M. Bull: J’ai confiance qu’on aura un vaccin en 2021. Le monde scientifique n’a jamais été aussi fortement mobilisé pour atteindre un objectif aussi important. De toute manière, je crois personnellement qu’un vaccin n’est pas la seule solution. Des médicaments efficaces contre le virus seront vraisemblablement développés et mis en marché bien avant qu’un vaccin ne voie le jour. Un médicament ou un cocktail de médicaments qui réduirait l’effet du virus aurait un impact positif important et rapide sur notre économie.

De toute manière, le marché boursier doit être évalué en fonction des taux d’intérêt courants. Les taux représentent ni plus ni moins que le coût de l’argent. Et tant qu’ils demeurent aussi bas que dans le moment, les solutions de rechange au marché boursier sont bien moins attrayantes. On n’a qu’à regarder le taux de dividende moyen des titres qui composent l’indice S&P 500. Il se chiffre à près de 2,05% présentement, ce qui est nettement plus attrayant que le taux de 0,62% d’une obligation 10 ans du gouvernement américain (ou canadien: 0,55%). Dans de telles conditions, les titres boursiers méritent des ratios d’évaluation sensiblement plus élevés que ce qu’on a vu historiquement. Par exemple, si on applique un ratio cours-bénéfices de, disons, 18,0 aux bénéfices prévus des entreprises du S&P 500 en 2021, année probable d’une forte reprise économique, on peut conclure que le marché boursier n’est pas cher présentement.

M. Bear: Peut-être, mais une telle évaluation repose sur le scénario optimiste que l’économie reprendra du mieux dès 2021 et que les bénéfices des entreprises rebondiront fortement. C’est un des scénarios possibles, mais il y en a une multitude d’autres tout aussi probables. On pourrait tout aussi bien prévoir un scénario où un fort ralentissement économique se prolongera plus longtemps que prévu et où toute reprise sera très lente. Si l’on prévoit une baisse des profits des sociétés en 2021, ce qui est plausible compte tenu du taux de chômage qui prévaut présentement et qui devrait continuer d’augmenter, des ressources limitées des gouvernements en raison de leur endettement élevé, du fait que les consommateurs ne reprendront pas confiance avant qu’un vaccin ou un médicament efficace ne soit développé, produit et distribué à toute la population, l’économie ne rebondira pas de sitôt et les marchés boursiers paraissent encore chers.

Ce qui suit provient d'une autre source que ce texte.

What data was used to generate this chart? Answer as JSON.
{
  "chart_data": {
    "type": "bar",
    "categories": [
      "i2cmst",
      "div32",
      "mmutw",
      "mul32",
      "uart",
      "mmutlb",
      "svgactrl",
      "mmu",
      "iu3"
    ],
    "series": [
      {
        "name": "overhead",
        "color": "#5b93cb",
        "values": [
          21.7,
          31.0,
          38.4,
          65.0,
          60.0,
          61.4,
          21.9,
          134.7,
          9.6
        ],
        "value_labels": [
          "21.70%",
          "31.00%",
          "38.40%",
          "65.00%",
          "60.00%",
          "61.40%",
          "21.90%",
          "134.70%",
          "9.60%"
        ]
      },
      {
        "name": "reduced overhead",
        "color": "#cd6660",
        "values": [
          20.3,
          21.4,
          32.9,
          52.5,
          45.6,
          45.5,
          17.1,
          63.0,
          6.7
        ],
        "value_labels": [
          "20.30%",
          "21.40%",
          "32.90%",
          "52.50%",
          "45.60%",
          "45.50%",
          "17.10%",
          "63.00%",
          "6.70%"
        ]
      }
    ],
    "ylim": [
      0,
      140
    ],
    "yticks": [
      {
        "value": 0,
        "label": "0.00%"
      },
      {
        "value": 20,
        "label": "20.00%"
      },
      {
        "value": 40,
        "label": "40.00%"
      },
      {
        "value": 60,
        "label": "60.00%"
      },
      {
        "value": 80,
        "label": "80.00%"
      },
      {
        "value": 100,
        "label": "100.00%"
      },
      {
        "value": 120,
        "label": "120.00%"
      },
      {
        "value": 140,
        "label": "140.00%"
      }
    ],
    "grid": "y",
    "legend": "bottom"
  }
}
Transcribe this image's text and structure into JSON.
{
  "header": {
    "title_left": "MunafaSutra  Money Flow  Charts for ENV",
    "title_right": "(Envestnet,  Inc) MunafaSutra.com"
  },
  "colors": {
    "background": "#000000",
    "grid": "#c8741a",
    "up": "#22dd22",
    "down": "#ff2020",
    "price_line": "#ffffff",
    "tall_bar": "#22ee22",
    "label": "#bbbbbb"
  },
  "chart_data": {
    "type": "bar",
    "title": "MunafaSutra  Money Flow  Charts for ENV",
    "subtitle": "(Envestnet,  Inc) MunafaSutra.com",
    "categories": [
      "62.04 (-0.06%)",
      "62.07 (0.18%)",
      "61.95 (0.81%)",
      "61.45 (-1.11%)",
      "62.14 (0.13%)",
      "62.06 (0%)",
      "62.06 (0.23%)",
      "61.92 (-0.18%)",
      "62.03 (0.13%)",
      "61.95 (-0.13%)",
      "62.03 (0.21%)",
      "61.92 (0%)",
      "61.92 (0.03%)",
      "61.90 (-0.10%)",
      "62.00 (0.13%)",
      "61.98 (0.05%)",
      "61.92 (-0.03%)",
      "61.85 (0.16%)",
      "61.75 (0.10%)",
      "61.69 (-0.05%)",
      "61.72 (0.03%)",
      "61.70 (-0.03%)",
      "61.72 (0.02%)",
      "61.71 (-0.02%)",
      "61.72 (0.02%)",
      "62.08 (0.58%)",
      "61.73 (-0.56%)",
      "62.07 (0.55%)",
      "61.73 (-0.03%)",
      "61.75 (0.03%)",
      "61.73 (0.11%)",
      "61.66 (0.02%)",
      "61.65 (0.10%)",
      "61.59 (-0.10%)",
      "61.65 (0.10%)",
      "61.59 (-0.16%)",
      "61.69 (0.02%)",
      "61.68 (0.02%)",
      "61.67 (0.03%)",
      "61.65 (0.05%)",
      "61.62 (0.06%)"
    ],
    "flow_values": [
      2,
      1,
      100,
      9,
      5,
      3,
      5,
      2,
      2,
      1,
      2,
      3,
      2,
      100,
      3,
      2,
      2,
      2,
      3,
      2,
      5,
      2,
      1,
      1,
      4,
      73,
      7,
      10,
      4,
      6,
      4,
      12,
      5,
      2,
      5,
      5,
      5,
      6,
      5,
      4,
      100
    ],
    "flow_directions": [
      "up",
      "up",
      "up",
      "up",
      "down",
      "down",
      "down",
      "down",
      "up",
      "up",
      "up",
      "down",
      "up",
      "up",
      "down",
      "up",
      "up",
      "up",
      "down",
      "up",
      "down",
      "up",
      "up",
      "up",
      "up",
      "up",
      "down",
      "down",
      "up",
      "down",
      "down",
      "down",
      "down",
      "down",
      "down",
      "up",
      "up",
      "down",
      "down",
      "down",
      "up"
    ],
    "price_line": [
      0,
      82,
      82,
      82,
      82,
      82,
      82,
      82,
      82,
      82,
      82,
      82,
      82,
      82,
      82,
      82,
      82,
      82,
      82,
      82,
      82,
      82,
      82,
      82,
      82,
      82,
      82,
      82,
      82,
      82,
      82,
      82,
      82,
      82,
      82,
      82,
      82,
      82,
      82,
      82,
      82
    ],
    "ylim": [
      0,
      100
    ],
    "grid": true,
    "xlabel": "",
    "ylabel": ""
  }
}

M. Bull: J’ai confiance en la capacité des entreprises à s’adapter à la situation actuelle. J’ai aussi confiance que l’économie nord-américaine saura rebondir du creux que nous connaîtrons probablement au deuxième trimestre de 2020. Il ne faut pas non plus oublier que des milliards de dollars sont investis par des entreprises, des gouvernements, des fondations partout sur la planète pour mettre au point des médicaments, des tests de dépistage plus efficaces et ultimement un vaccin. La nécessité est mère de l’invention.

Dans quel camp vous situez-vous?

Pour ma part, je trouve qu’il est difficile de donner tort, aussi bien à M. Bull qu’à M. Bear. Les deux ont raison. La vérité est que nul ne peut prévoir avec confiance ce qui adviendra au cours des mois à venir. Je demeure toutefois convaincu que les perspectives à long terme, sur cinq ou dix ans, demeurent attrayantes pour l’économie et pour les investisseurs boursiers. L’investissement est un marathon, pas un sprint ni une série de sprints. S’il est vrai que M. Bear gagne régulièrement les sprints, M. Bull, lui, remporte invariablement les marathons.